I wanted to share this experience, and let you know how I felt, because I think a lot of mummies feel this way after these checks. But it’s just so important to remember that all babies and children are a different, and all family set ups are different. So try not to be disheartened about how you’re doing as a mummy, or daddy! As long as you are acting with the best intentions and in the best interests of your little one then you’re probably doing just fine! Yes, it’s important to put all of the bad stuff out of reach, feed them a healthy balanced diet, keep them safe from harm, and nurture their developing skills and behaviour.
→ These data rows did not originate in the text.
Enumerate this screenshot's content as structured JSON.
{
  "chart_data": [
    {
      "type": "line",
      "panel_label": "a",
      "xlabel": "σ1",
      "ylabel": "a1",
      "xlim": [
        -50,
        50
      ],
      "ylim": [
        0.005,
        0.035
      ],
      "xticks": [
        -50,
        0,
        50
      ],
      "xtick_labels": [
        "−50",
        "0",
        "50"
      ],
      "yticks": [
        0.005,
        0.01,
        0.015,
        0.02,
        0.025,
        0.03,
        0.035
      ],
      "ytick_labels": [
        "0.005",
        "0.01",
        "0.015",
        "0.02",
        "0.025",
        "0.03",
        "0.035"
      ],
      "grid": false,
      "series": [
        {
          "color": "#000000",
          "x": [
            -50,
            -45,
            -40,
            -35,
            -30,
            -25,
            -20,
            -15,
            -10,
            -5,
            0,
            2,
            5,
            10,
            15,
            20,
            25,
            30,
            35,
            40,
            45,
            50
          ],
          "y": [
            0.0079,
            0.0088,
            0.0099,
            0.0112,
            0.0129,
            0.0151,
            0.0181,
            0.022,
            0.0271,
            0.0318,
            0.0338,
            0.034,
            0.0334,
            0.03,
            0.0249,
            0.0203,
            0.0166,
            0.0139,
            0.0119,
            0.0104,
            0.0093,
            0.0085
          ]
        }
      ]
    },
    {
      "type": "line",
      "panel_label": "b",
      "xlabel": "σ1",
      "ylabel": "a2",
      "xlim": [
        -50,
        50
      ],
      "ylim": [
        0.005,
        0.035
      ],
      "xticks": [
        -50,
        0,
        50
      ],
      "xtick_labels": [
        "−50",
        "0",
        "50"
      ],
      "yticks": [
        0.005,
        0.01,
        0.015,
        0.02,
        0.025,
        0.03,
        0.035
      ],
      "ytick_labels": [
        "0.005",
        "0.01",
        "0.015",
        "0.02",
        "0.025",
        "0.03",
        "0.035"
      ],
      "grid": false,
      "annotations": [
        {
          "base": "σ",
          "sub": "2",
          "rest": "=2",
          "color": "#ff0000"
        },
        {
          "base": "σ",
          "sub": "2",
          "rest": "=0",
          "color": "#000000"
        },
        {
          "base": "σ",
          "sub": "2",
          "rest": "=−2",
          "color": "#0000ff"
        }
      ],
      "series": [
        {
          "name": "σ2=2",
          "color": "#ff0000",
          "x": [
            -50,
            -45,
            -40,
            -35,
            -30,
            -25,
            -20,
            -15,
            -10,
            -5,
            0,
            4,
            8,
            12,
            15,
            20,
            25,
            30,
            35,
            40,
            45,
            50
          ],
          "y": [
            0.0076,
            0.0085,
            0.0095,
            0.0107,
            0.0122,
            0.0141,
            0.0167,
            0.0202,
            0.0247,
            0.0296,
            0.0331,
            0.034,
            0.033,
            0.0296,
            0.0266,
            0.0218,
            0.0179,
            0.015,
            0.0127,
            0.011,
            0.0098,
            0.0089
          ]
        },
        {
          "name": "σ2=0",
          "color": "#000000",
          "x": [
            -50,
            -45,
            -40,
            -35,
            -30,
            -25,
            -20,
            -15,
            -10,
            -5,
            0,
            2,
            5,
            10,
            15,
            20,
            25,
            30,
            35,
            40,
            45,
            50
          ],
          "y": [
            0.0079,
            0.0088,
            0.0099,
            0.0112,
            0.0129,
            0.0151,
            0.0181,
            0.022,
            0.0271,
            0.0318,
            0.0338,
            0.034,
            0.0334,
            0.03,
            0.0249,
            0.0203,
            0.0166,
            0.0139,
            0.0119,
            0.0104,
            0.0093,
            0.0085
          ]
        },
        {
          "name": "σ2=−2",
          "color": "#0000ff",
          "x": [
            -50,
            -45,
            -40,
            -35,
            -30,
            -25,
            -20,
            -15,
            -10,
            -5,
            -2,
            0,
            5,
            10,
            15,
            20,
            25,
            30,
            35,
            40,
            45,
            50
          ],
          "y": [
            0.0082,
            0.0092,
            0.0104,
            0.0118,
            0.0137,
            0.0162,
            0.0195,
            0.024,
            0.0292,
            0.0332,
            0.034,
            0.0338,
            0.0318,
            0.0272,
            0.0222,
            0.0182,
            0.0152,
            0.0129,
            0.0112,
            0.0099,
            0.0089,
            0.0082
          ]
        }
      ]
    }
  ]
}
But you don’t have to be a super mum, or raise a super baby (well I think all babies are pretty super), you just have to love and care for them and do your best. Ask for help if you need it, and just remember that these checks are general, and most of the advice they are giving is general too, and not suggesting that you’re a terrible parent!
Anyway, I have just about gotten over this check. We’ve got quite a while before I need to brace myself for another, and plenty of time to perfect my mummy skills!!!